I'm trying to implement this using asyncio though it would be ok not to use asyncio if thats possible.
This is my - very naive attempt process_pipes.py
:
import asyncio
import subprocess
import os
async def async_receive():
p1 = await asyncio.create_subprocess_exec(
"./script1_producer.sh",
stdout=subprocess.PIPE,
)
p2 = await asyncio.create_subprocess_exec(
"./script2_processor.sh",
stdin=p1.stdout,
stdout=subprocess.PIPE,
)
p3 = await asyncio.create_subprocess_exec(
"./script3_processor.sh",
stdin=p2.stdout,
stdout=subprocess.PIPE,
)
# Read just one line to test
data = await p3.stdout.readline()
print(data)
asyncio.run(async_receive())
Unfortunately, I'm getting the following exception when executing this script:
Traceback (most recent call last):
File "process_pipes.py", line 28, in <module>
asyncio.run(async_receive())
File "/usr/lib/python3.8/asyncio/runners.py", line 44, in run
return loop.run_until_complete(main)
File "/usr/lib/python3.8/asyncio/base_events.py", line 616, in run_until_complete
return future.result()
File "process_pipes.py", line 12, in async_receive
p2 = await asyncio.create_subprocess_exec(
File "/usr/lib/python3.8/asyncio/subprocess.py", line 236, in create_subprocess_exec
transport, protocol = await loop.subprocess_exec(
File "/usr/lib/python3.8/asyncio/base_events.py", line 1630, in subprocess_exec
transport = await self._make_subprocess_transport(
File "/usr/lib/python3.8/asyncio/unix_events.py", line 197, in _make_subprocess_transport
transp = _UnixSubprocessTransport(self, protocol, args, shell,
File "/usr/lib/python3.8/asyncio/base_subprocess.py", line 36, in __init__
self._start(args=args, shell=shell, stdin=stdin, stdout=stdout,
File "/usr/lib/python3.8/asyncio/unix_events.py", line 789, in _start
self._proc = subprocess.Popen(
File "/usr/lib/python3.8/subprocess.py", line 808, in __init__
errread, errwrite) = self._get_handles(stdin, stdout, stderr)

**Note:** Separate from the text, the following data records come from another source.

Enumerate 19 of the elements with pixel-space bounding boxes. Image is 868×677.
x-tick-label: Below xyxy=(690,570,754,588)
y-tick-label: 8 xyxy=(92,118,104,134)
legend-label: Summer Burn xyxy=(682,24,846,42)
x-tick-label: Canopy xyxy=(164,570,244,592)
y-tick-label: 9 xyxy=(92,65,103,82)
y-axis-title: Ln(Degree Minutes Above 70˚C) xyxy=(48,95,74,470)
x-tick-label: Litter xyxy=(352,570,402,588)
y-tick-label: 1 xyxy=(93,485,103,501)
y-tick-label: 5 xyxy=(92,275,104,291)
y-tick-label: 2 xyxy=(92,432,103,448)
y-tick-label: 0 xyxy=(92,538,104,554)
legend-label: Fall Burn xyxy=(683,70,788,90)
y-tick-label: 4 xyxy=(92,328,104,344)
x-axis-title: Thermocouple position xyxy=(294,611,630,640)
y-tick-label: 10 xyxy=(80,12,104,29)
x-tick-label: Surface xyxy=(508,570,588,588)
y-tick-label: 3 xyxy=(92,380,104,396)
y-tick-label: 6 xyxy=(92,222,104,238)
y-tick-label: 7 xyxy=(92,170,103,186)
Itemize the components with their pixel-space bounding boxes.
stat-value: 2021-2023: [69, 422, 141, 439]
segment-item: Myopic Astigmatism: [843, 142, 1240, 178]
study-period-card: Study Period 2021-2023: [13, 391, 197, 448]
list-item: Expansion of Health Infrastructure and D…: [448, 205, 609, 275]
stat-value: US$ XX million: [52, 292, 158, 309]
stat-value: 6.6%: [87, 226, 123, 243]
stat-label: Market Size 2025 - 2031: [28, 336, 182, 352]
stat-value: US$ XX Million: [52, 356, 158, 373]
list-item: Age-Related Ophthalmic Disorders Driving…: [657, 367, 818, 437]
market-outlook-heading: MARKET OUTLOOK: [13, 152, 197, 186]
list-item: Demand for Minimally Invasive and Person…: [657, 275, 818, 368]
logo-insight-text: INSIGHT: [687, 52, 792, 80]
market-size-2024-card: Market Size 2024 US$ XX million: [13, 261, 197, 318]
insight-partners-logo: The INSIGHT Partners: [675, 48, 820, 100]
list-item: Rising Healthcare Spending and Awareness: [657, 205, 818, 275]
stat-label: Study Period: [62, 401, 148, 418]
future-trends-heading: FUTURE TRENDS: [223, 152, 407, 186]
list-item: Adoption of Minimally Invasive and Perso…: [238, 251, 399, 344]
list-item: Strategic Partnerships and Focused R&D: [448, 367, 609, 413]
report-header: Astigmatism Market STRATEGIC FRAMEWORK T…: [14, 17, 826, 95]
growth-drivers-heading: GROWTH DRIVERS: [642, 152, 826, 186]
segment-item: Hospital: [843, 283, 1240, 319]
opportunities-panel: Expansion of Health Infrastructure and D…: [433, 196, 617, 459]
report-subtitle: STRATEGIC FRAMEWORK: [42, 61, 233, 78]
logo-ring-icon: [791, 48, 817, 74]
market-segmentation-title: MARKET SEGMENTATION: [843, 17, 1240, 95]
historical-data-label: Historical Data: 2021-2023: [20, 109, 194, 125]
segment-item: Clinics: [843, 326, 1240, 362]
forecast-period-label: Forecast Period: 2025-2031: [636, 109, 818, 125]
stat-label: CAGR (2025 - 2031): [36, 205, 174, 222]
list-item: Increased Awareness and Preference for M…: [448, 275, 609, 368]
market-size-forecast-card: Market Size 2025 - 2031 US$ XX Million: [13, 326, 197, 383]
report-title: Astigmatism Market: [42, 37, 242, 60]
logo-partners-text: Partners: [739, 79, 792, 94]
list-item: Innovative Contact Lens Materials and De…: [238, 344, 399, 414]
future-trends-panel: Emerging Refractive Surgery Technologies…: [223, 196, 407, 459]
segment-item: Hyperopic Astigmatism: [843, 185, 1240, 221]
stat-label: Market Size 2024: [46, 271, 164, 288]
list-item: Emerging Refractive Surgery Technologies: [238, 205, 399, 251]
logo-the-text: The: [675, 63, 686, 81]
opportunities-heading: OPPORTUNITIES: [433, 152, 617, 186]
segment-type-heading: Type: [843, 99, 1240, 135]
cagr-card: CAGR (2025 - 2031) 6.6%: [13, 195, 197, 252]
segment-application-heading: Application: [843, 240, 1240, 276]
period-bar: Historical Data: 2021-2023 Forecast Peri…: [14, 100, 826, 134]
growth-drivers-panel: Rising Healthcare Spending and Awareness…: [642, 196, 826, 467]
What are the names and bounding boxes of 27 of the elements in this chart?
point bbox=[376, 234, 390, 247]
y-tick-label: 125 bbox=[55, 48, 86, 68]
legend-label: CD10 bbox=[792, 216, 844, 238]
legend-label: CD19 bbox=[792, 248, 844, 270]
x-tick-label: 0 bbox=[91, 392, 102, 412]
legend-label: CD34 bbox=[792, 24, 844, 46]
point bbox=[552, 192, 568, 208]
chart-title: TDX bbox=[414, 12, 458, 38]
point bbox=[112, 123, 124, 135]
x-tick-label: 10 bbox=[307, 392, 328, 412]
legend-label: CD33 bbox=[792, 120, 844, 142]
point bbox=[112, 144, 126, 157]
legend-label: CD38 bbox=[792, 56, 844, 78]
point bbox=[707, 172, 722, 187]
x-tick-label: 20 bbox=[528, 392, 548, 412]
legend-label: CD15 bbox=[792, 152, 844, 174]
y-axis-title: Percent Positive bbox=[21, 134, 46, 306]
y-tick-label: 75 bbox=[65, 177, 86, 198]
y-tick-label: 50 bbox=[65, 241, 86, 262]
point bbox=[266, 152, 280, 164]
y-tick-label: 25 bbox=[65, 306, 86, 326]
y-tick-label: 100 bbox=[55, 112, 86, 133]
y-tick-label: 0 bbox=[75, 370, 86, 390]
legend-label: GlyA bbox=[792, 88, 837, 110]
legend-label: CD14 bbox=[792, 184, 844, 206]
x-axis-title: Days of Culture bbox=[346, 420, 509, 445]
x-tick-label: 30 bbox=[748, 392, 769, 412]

File "/usr/lib/python3.8/subprocess.py", line 1477, in _get_handles
p2cread = stdin.fileno()
AttributeError: 'StreamReader' object has no attribute 'fileno'
I read some examples on Stackoverflow and elsewhere telling me to handle the pipes differently, but could not get these to work in my scenario.
How can I mimic running script1_producer.sh | script2_processor.sh | script3_processor.sh
and process the output of script3 in Python?